FOR IMMEDIATE RELEASE
May 18, 2016
Content Manager – Communications and Marketing
CUPA-HR Expresses Disappointment Over DOL Overtime Rule
DOL Failed to Respond to Concerns Expressed by Higher Education; Impact on Institutions, Higher Ed Employees and Students Will Be Severe
The College and University Professional Association for Human Resources (CUPA-HR) issued the following statement in response to the final rule released today by the U.S. Department of Labor changing the exemptions to the federal overtime pay requirements for executive, professional and administrative employees.
“We are deeply disappointed that the Labor Department did not do more to address the concerns of colleges and universities across the country that submitted comments, wrote letters to Congress and met with the administration officials” said CUPA-HR Chief Executive Officer Andy Brantley. “The final rule presents tremendous issues for colleges and universities, which would face annual cost increases in the millions and be forced to make difficult decisions for the 3.9 million higher education workers nationwide and the students they serve.”
Based on data the association has collected from members in the last few days and over the last year, the increase will result in significant costs — the combined cost estimates of the 35 institutions that provided data is nearly $115 million — to institutions and would inevitably trigger tuition hikes and reductions in force and services. The rule could negatively impact virtually every facet of academic life, from research to student services and athletics at community colleges, larger public universities, small liberal arts colleges, faith-based institutions and large research institutions.

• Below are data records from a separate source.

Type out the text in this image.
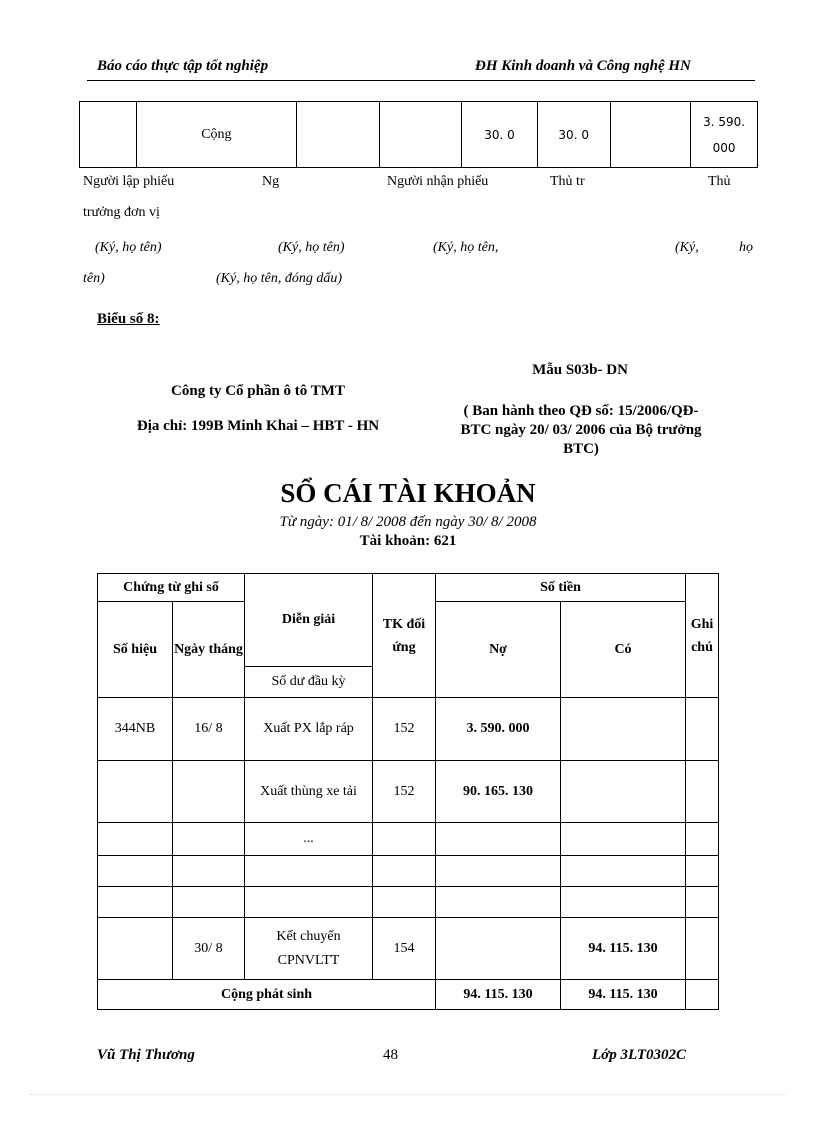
Báo cáo thực tập tốt nghiệp	ĐH Kinh doanh và Công nghệ HN
	Cộng			30. 0	30. 0		3. 590. 000
Người lập phiếu	Ng	Người nhận phiếu	Thủ tr	Thủ
trưởng đơn vị
(Ký, họ tên)	(Ký, họ tên)	(Ký, họ tên,	(Ký,	họ
tên)	(Ký, họ tên, đóng dấu)
Biểu số 8:
Công ty Cổ phần ô tô TMT
Địa chỉ: 199B Minh Khai – HBT - HN
Mẫu S03b- DN
( Ban hành theo QĐ số: 15/2006/QĐ-
BTC ngày 20/ 03/ 2006 của Bộ trưởng
BTC)
SỔ CÁI TÀI KHOẢN
Từ ngày: 01/ 8/ 2008 đến ngày 30/ 8/ 2008
Tài khoản: 621
Chứng từ ghi sổ		Diễn giải	TK đối ứng	Số tiền		Ghi chú
Số hiệu	Ngày tháng			Nợ	Có	
		Số dư đầu kỳ				
344NB	16/ 8	Xuất PX lắp ráp	152	3. 590. 000		
		Xuất thùng xe tải	152	90. 165. 130		
		...				

	30/ 8	Kết chuyển CPNVLTT	154		94. 115. 130	
Cộng phát sinh				94. 115. 130	94. 115. 130	
Vũ Thị Thương	48	Lớp 3LT0302C
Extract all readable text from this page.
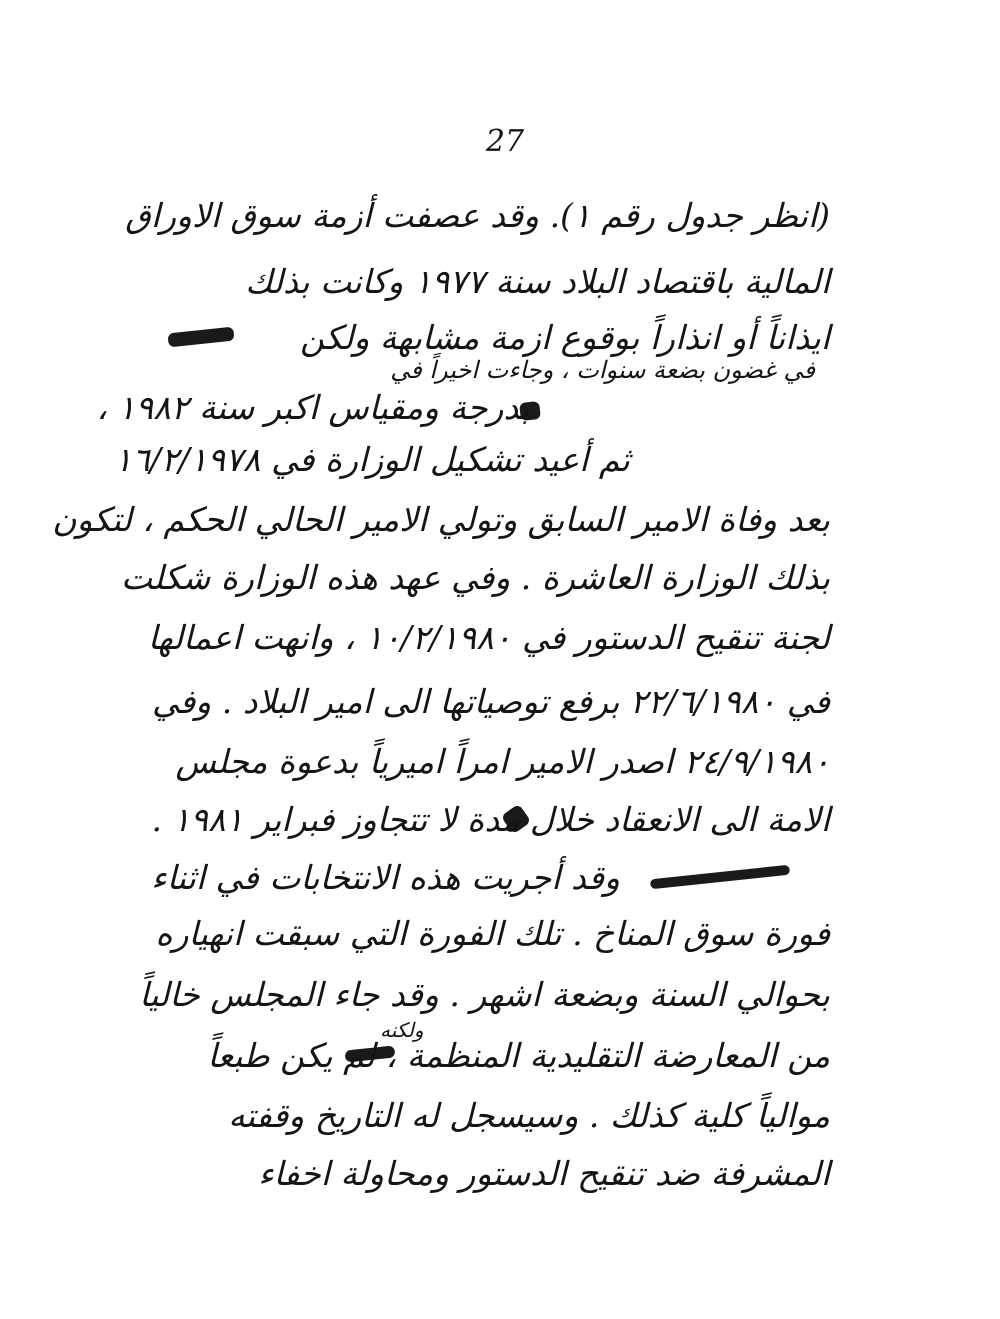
27
(انظر جدول رقم ١). وقد عصفت أزمة سوق الاوراق
المالية باقتصاد البلاد سنة ١٩٧٧ وكانت بذلك
ايذاناً أو انذاراً بوقوع ازمة مشابهة ولكن
في غضون بضعة سنوات ، وجاءت اخيراً في
بدرجة ومقياس اكبر سنة ١٩٨٢ ،
ثم أعيد تشكيل الوزارة في ١٦/٢/١٩٧٨
بعد وفاة الامير السابق وتولي الامير الحالي الحكم ، لتكون
بذلك الوزارة العاشرة . وفي عهد هذه الوزارة شكلت
لجنة تنقيح الدستور في ١٠/٢/١٩٨٠ ، وانهت اعمالها
في ٢٢/٦/١٩٨٠ برفع توصياتها الى امير البلاد . وفي
٢٤/٩/١٩٨٠ اصدر الامير امراً اميرياً بدعوة مجلس
الامة الى الانعقاد خلال مدة لا تتجاوز فبراير ١٩٨١ .
وقد أجريت هذه الانتخابات في اثناء
فورة سوق المناخ . تلك الفورة التي سبقت انهياره
بحوالي السنة وبضعة اشهر . وقد جاء المجلس خالياً
ولكنه
من المعارضة التقليدية المنظمة ، لم يكن طبعاً
موالياً كلية كذلك . وسيسجل له التاريخ وقفته
المشرفة ضد تنقيح الدستور ومحاولة اخفاء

In a recent survey of CUPA-HR members, 87 percent of respondents indicated that as a result of the rule they would have to reclassify any exempt employee making less than $47,500. “This will directly impact employees who could lose much of the flexibility and opportunity that is innate to salaried status,” said Brantley.
Last summer, CUPA-HR conducted a survey of 819 members as part of the comments submitted by 18 higher ed organizations in response to DOL’s proposal. In this survey, 88 percent of respondents indicated any threshold over $40,352 would be too high. More recently, CUPA-HR’s 2016 Professionals in Higher Education Salary Survey Report shows that a threshold of $47,000, which is slightly below the final rule’s $47,476, would impose significant costs on the higher education system. According to the report, institutions would face an average cost of $209,169 if they had to adjust just one employee for each of the 24 professional positions reporting a median salary below that level. Institutions will typically have many professionals in these slots below the threshold, particularly institutions in lower-cost areas of the county, which will be those hardest hit by the rule.
CUPA-HR has been following this rulemaking since March 2014 when President Obama issued a memorandum directing the Secretary of Labor to update the exemptions. In July 2015, DOL proposed increasing the threshold to $50,440 with automatic updates on an annualized basis. “Through each and every stage of the rulemaking process, CUPA-HR and its members have been the voice of higher education advocating for positive changes that would lessen the negative impact of the many unintended consequences associated with the proposed rule,” said Brantley.
CUPA-HR supports the Protecting Workplace Advancement and Opportunity Act introduced in the Senate and House by Sen. Tim Scott (R-S.C.) and Rep. Tim Walberg (R-Mich.) and cosponsored by Sen. Lamar Alexander (R-Tenn.) and Rep. John Kline (R-Minn.). The bill would require the Labor Department to conduct a new and comprehensive economic analysis on the impact of mandatory overtime expansion to small businesses, nonprofits and public employers as well as an analysis on the effect on employee flexibility before implementing a change to the exemptions.
“We agree with these members of Congress and the Obama Administration’s own Small Business Administration that the Labor Department needs to comprehensively examine the economic impact of a change to the overtime laws before imposing this rule on colleges and universities and other employers,” said Brantley.
CUPA-HR helps lead the Partnership to Protect Workplace Opportunity (PPWO). For more information about the partnership, visit www.protectingopportunity.org.
The College and University Professional Association for Human Resources serves as the voice of human resources in higher education, representing more than 20,000 human resources professionals and other campus leaders at over 1,900 colleges and universities across the country, including 91 percent of all United States doctoral institutions, 77 percent of all master’s institutions, 57 percent of all bachelor’s institutions and 600 two-year and specialized institutions. For more information about CUPA-HR, visit www.cupahr.org.
CUPA-HR will continue to advocate for a more appropriate salary threshold — one that will not harm institutions of higher education, their employees and the students they serve — and we urge members of Congress to support the Protecting Workplace Advancement and Opportunity Act.